In this work, we discussed exceptional nano-α phases and {10\( \bar{1} \)2} deformation twins in Ti-6Al-4V alloy with equiaxed microstructure during high-temperature fatigue test. The ORs between nano-α and β phase, precipitation mechanism of nano-α phases, the twin nucleation and propagation mechanism are systematic discussed. The main conclusions are as follows:

1. (1)

   Exceptional nano-α phases precipitate in the β phase and have (0001)_α//(110)_β, [11\( \bar{2} \)0]_α//[111]_β Burgers orientation relationship (OR) with β phase, the nano-α/β interface with terraced structure consists of (0\( \bar{1} \)10)_α//(1\( \bar{1} \)2)_β and (10\( \bar{1} \)0)_α//(1\( \bar{1} \)0)_β.

2. (2)

   Numerous dislocations accumulate in the β phase.
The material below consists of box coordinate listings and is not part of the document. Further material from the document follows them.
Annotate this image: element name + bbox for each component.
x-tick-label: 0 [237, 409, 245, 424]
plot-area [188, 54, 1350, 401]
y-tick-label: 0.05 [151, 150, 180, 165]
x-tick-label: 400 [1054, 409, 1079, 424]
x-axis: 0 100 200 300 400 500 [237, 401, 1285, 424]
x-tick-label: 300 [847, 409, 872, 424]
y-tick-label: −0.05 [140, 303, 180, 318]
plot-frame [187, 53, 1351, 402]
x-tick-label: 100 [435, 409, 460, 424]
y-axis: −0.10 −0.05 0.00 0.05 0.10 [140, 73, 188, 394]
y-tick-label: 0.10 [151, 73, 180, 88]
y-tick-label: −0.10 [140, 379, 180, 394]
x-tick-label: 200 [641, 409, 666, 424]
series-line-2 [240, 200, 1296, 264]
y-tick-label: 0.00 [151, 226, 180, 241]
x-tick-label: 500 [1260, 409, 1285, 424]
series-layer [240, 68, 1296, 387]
Dislocations become the diffused channel of O, Al and V atoms. The α stabilizers (O element) diffuse into the crystal lattice and β stabilizers (V element) spread out of the crystal lattice which accelerate the nucleation of nano-α phases.

3. (3)

   The nucleation of {10\( \bar{1} \)2} deformation twins is attributed to heterogeneous mechanisms. <a> and <c + a> dislocations pile up at the primary α grain, interface and LAGBs, dissociate into twinning dislocations and promote the twin nucleation.

4. (4)

   The twinning dislocations transformation would help the nano-α twins cross the α/β interface and propagate in the primary α phase. Moreover, nano-α twins would result in strain transfer at the interface and promote the new twin nucleation in the adjacent primary α grain.

5. (5)

   The nano-α phases, deformation twins and low angle grain boundaries play key roles in fatigue crack propagation. With the effects of nano-α phases, LAGBs and twins, the resistance of crack propagation increased and the driving force decreased, and result in the low fatigue crack growth rate.